Times when their souls contained hope and not just the sad legacy of disappointed dreams and lost desires.
In today’s world, it is common to hear one say, “you hurt my feelings” or “you upset me.”
People seem to wallow in their weaknesses, forsaking their strengths.
Gone is the person wishing to be known for their robustness.
Choosing instead their vulnerabilities to cling to like whores on the corner awaiting their next john.
Maybe it’s need.
Does this self-imposed pain in fact give them a sense of inclusion?
What is clear, is that it’s sad.
They’ve not been chosen to be victims but volunteered.
Could it be, that in their weakness, they expose their passive longing for strength?
In being wounded, are they in fact demanding that those around them conform or change to suit their own fetidness.
Other’s feelings become inconsequential.
They are nothing more than wounded children crying for attention.
I think part of this new sadness has to do with religion, or more accurately the pending death of such.
These sad souls now feeling they have lost their sense of wonder.

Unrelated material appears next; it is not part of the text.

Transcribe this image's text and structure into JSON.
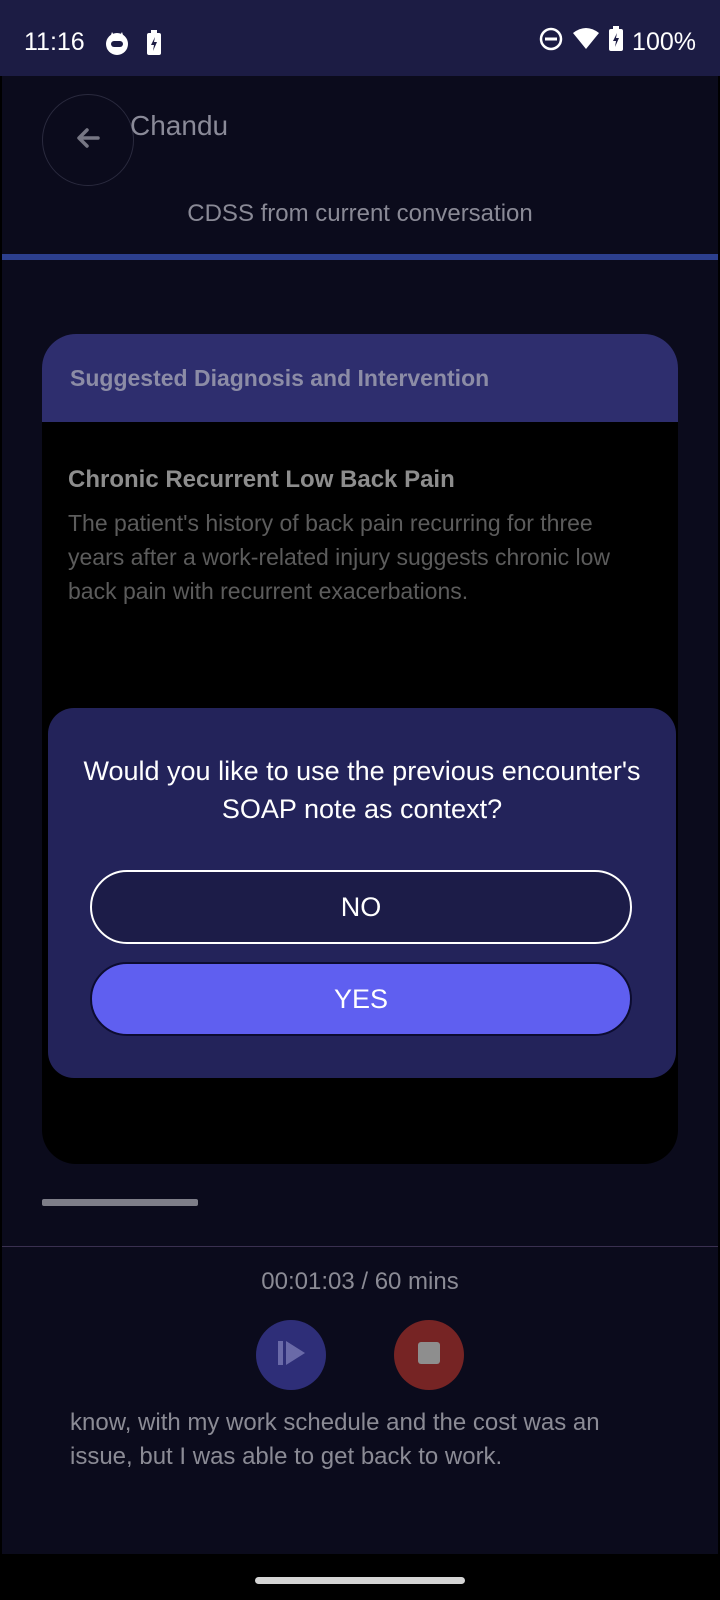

While abandoning their fictional gods they’ve begun to falsely believe that the mystical no longer exists.
Depression and a general sense of hopelessness begins to spread like a disease.
They no longer find sanctuary in their old edifices of proxied self-responsibilities.
No longer can they believe the proffered lies for a better life after they have vacated this one.
Are they nothing more than walking corpses now learning the promise of a life is now, not later.
In many ways, it is like the sadness of a child who learns Santa Claus is a lie.
A temporary illusion offered before the inevitable fall.
Upon the death of this myth, they swear to no longer see magic in the lightning.
Wonder in the things they don’t understand.
Choosing instead to run and hide.
To wallow in the sad lamentations of an ever-fading universal lost childhood.
What is left to believe?
What will distract them from their oneness?
They have yet to learn how to define themselves like the child who absorbs these revelations and moves forward still nurturing their wonder.
They choose instead to throw themselves on their bed, crying and swearing to never marvel again.
It now falls upon those who have retained this sense of magic to embrace these poor lost children.
To remind them, that it is our wonder which helps us take that first tentative step from the darkness of the cave into the starry night of awareness.